While Ngorongoro District is known to be one of the Maasai districts with the most educated professionals, there is a severe gap in education delivery within the region, particularly at primary and secondary levels. For instance, in 2014 only 40,372 children of primary school age were enrolled in the southern part of the NCA, whereas approximately 70,000 should be enrolled if school attendance is to keep pace with the rest of the district. However, education has been neglected in the region where educational facilities that could enable professional diversification are few. Formal education is an empowerment tool that contributes to increased well-being across the community. Firstly, education enables economic diversification and the establishment of independent income sources, and secondly, it provides women with the tools to make decisions about their reproductive health. This in turn has an impact on poverty levels through effective fertility control and greater investment in children’s education. Technologies bring here a further possibility to access information. Information and communication technologies provide another possibility to access information that is not in the control of male family members; they are potentially an important empowerment tool for women and thus a tool for conflict resolution.

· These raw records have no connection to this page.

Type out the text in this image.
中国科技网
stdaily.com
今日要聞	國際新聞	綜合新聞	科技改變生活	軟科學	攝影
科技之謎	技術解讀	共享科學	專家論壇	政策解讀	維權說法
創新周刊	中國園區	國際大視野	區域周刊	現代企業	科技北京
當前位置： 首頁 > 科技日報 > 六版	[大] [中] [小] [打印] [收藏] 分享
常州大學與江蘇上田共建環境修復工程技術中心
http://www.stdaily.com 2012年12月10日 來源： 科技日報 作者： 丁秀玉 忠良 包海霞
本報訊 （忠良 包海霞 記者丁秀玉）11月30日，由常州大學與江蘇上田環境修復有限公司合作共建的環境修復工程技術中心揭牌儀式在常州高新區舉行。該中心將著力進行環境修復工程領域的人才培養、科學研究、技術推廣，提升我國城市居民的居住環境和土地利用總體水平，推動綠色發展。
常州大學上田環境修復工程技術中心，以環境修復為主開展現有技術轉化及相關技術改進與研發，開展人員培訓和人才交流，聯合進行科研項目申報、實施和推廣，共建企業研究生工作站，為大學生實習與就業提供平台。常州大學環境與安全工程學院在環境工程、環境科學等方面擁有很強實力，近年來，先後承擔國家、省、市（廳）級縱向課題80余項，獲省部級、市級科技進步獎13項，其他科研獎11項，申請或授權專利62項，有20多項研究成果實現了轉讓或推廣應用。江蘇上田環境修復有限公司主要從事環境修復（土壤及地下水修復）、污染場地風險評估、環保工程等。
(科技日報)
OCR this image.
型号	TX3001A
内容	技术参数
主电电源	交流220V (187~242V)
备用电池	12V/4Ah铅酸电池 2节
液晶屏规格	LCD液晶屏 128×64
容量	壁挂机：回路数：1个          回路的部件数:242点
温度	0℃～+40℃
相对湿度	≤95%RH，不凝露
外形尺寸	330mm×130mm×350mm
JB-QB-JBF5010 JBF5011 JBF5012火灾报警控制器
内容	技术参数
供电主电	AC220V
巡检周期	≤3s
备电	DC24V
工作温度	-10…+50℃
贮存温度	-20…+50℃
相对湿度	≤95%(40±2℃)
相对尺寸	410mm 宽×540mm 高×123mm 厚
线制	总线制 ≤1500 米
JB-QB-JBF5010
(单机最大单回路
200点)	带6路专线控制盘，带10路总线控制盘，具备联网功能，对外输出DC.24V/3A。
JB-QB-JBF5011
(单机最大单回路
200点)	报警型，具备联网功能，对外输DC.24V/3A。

Diversifying the economy by establishing industries that add value to livestock products—including leather, dairy products and meat products—reduces the focus on the primary sector. It is therefore necessary to establish skills development institutions in the district under the management of the private sector or in the form of Public-Private-Partnerships in order to reduce ineffectiveness and enhance sustainability. Improving the knowledge about pastoral livelihoods among the district’s stakeholders is key to defeating attempts to modify rangeland management strategies—which have already been optimized by pastoralists historically through their deep indigenous knowledge—as they disrupt usage rules. A better primary and secondary education must be provided as soon as possible in order to diversify livelihoods, raise incomes, stimulate voluntary migration and curb population growth. This will protect human rights and promote sustainable nature conservation, empower communities, and reduce land pressure in the NCA without creating further social conflict.